Segurança escolar: Maranhão é o 1º estado do Brasil a criar Fluxo de Atendimento e Proteção
Vice-governador e secretário de Educação, Felipe Camarão, assinou portaria que cria o Fluxo de Atendimento às Crianças e aos Adolescentes

O Governo do Maranhão vem aprimorando e ampliando as ações voltadas para a proteção de crianças e adolescentes e assegurando direitos fundamentais para suas vidas. Em reunião realizada nesta quinta-feira (06), com representantes do Fundo das Nações Unidas para a Infância (UNICEF) e da Secretaria de Estado dos Direitos Humanos e Participação Popular (SEDIHPOP), e outras entidades, o vice-governador e secretário de Estado da Educação, Felipe Camarão, assinou portaria que cria o Fluxo de Atendimento às Crianças e aos Adolescentes, do Componente Educação, dentro da Rede de Proteção à Criança e ao Adolescente.
“O Maranhão sai mais uma vez na frente. Assinamos uma portaria, por determinação do governador Carlos Brandão, tratando sobre o Fluxo de Atendimento e Proteção, da rede de proteção de crianças e adolescentes, no âmbito das escolas estaduais. Além se ter sido o primeiro estado do Brasil a criar este fluxo, o Maranhão também dá exemplo, porque agora nós vamos fazer a formação de gestores e professores relativos a esta portaria”, destacou o vice-governador e secretário de educação, Felipe Camarão.
“Esta ação já é uma consequência do Comitê implantado pelo governador Carlos Brandão, que trata sobre a cultura de paz nas escolas. Quero aqui agradecer imensamente mais uma parceria do Unicef conosco e dizer que a Rede Pública Estadual do Maranhão está à disposição de todos os órgãos para que a gente faça parte dessa grande rede de proteção e promoção dos direitos das crianças e adolescentes”, concluiu Felipe Camarão.
O Fluxo de Atendimento visa garantir a identificação, encaminhamento, apuração e tratamento dos casos e atendimento às crianças e adolescentes vítimas de abusos e violências. A identificação dos casos de violências poderá ocorrer por denúncia de terceiros, por suspeitas de servidor do Centro Escolar, por revelação espontânea da vítima, através do Núcleo Socioemocional e Ouvidoria da Seduc.
“As estruturas das políticas públicas, como é o caso de educação, devem assegurar que as crianças sejam escutadas e não revitimizadas quando são vítimas ou testemunhas de violência. Ter fluxos e protocolos de referência nesses casos é fundamental para a proteção das crianças e dos adolescentes. O fato de estar sendo decidido aqui na Seduc através de uma portaria é a nossa primeira experiência nacional nesse sentido. Isso é uma referência superimportante para todas as políticas de educação do país inteiro”, assegurou Ofélia Silvia, chefe Regional do Unicef.
O Fluxo de Atendimento tem como objetivos adotar procedimentos previstos na legislação do Sistema de Garantia dos Direitos da Criança e do Adolescente; facilitar o acesso aos mecanismos de garantia de direitos, definidos em lei; enfrentar a violência, proteção de crianças e adolescentes; defender, promover e controlar a efetivação dos direitos humanos.

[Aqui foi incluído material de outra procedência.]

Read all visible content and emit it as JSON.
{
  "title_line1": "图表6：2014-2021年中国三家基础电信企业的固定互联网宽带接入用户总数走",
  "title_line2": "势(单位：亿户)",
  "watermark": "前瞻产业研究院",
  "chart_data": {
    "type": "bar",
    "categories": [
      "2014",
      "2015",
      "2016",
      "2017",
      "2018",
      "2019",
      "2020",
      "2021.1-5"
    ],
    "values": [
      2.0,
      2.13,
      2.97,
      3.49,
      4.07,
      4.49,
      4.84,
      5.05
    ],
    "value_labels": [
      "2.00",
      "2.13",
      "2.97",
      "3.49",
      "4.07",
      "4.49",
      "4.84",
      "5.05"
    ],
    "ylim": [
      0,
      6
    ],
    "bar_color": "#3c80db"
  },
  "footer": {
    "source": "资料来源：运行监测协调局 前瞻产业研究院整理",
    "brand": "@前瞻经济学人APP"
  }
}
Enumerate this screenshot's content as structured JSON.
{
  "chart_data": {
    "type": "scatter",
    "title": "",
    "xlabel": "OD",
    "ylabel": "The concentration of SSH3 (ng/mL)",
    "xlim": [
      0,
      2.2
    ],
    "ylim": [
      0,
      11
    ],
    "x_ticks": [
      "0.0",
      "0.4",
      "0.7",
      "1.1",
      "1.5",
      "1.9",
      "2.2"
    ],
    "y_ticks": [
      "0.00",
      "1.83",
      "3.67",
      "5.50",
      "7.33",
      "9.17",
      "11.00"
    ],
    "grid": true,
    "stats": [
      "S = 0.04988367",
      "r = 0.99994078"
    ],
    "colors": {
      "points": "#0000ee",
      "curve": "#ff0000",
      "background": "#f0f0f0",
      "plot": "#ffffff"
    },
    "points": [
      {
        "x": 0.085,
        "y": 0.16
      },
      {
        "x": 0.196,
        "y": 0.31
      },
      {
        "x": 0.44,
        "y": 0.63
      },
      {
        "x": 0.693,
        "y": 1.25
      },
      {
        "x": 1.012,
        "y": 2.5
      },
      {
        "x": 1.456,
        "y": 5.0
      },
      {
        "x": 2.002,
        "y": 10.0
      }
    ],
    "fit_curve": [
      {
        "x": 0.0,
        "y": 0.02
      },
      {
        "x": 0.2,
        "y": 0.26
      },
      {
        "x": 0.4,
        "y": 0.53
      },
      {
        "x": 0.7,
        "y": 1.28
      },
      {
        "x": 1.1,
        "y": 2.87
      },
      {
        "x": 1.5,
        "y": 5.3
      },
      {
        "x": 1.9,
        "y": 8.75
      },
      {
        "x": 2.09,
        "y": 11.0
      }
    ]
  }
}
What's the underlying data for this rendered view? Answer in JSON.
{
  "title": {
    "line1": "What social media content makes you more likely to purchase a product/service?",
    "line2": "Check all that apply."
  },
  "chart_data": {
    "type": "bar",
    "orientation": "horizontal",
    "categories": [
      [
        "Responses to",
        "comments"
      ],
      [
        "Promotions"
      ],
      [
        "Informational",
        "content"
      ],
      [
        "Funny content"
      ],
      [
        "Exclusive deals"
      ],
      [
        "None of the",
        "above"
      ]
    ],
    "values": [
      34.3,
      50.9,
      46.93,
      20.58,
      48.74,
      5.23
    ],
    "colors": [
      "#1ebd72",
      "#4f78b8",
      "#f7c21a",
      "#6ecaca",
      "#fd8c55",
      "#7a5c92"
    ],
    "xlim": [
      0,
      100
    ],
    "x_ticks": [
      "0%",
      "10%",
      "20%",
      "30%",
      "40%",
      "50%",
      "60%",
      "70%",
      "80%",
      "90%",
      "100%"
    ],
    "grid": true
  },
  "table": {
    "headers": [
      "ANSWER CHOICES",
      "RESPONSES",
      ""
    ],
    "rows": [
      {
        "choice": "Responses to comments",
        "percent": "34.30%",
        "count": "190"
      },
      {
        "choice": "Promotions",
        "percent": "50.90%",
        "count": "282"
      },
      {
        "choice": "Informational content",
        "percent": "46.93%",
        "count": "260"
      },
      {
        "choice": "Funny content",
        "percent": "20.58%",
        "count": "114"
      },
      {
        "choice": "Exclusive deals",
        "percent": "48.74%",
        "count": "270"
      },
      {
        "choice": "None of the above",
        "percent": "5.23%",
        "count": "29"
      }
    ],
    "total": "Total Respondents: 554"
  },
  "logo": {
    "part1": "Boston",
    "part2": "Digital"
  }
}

Também são objetivos do Fluxo efetivar a política de atendimento dos direitos da criança e do adolescente; acolher e respeitar enquanto elementos primordiais de reconhecimento ao direito da criança e do adolescente durante o processo educativo; estabelecer medidas de assistência e proteção à criança e ao adolescente em situação de violência, entre outros.